Fix (4 device) multi-gpu `ShardedGradScaler` Tests in `ciflow/periodic` (#99485)
Fixes #99427
Given the provided CI logs, I ~~suspect~~[^1] `inf` is being hit with the initial (FSDP model) step of the [test in question](https://github.com/pytorch/pytorch/actions/runs/4707887920/jobs/8350225813#step:13:36189). The DDP loss is correct and indicative of two steps being taken but the FSDP loss is approximately half of the loss expected with the first step (suggesting a step was skipped and the scale was halved).

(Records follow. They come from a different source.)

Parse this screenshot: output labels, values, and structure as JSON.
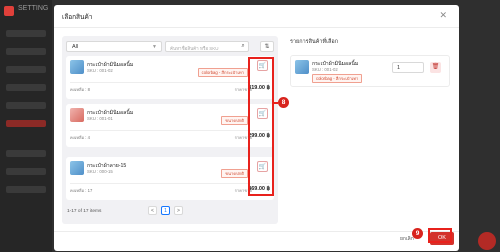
{
  "modal": {
    "title": "เลือกสินค้า",
    "close_icon": "close-icon"
  },
  "filters": {
    "category_value": "All",
    "search_placeholder": "ค้นหาชื่อสินค้า หรือ SKU",
    "search_icon": "search-icon",
    "sort_icon": "sort-icon"
  },
  "products": [
    {
      "name": "กระเป๋าผ้ามินิมอลนิ้ม",
      "sku": "SKU : 001-02",
      "badge": "colorbag - สีกระเป๋าเทา",
      "stock": "คงเหลือ : 8",
      "price_label": "ราคาขาย",
      "price": "319.00 ฿",
      "thumb_color": "#6fa8d6"
    },
    {
      "name": "กระเป๋าผ้ามินิมอลนิ้ม",
      "sku": "SKU : 001-01",
      "badge": "ขนาดปกติ",
      "stock": "คงเหลือ : 4",
      "price_label": "ราคาขาย",
      "price": "299.00 ฿",
      "thumb_color": "#e08a82"
    },
    {
      "name": "กระเป๋าผ้าลาย-15",
      "sku": "SKU : 000-15",
      "badge": "ขนาดปกติ",
      "stock": "คงเหลือ : 17",
      "price_label": "ราคาขาย",
      "price": "469.00 ฿",
      "thumb_color": "#6fa8d6"
    }
  ],
  "pagination": {
    "summary": "1-17 of 17 items",
    "prev": "<",
    "current": "1",
    "next": ">"
  },
  "selected": {
    "title": "รายการสินค้าที่เลือก",
    "items": [
      {
        "name": "กระเป๋าผ้ามินิมอลนิ้ม",
        "sku": "SKU : 001-02",
        "badge": "colorbag - สีกระเป๋าเทา",
        "qty": "1"
      }
    ]
  },
  "footer": {
    "cancel": "ยกเลิก",
    "ok": "OK"
  },
  "annotations": {
    "step_8": "8",
    "step_9": "9",
    "highlight_color": "#e8211c"
  },
  "app": {
    "name": "SETTING"
  }
}
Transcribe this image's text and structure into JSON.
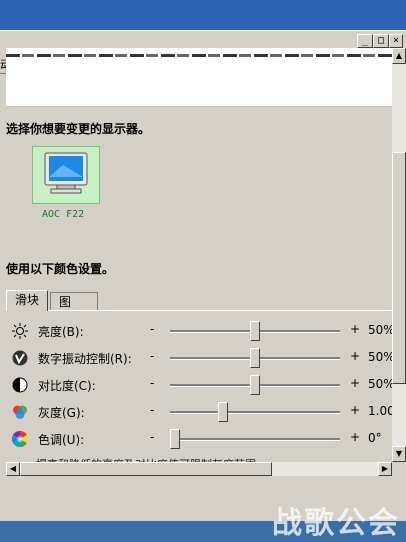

I'm further reducing `init_scale` in this PR in order to ~~test the hypothesis~~[^2] (error occurs with 4 device multi-gpu tests only, not the 2 device tests I can verify locally).
I'll ensure I add the label `ciflow/periodic`[^3] to future PRs I suspect could potentially exhibit divergent behavior with >2 devices. Ideally all tests would be insensitive to device scaling but I recognize for some tests imposing that design constraint might be more trouble than it's worth.
@awgu @huydhn
[^1]: Suspicion confirmed
[^2]: The relevant periodic tests are [now passing](https://github.com/pytorch/pytorch/actions/runs/4738073998/jobs/8411862508)
[^3]: Didn't know that existed, great to know!
Pull Request resolved: https://github.com/pytorch/pytorch/pull/99485
Approved by: https://github.com/huydhn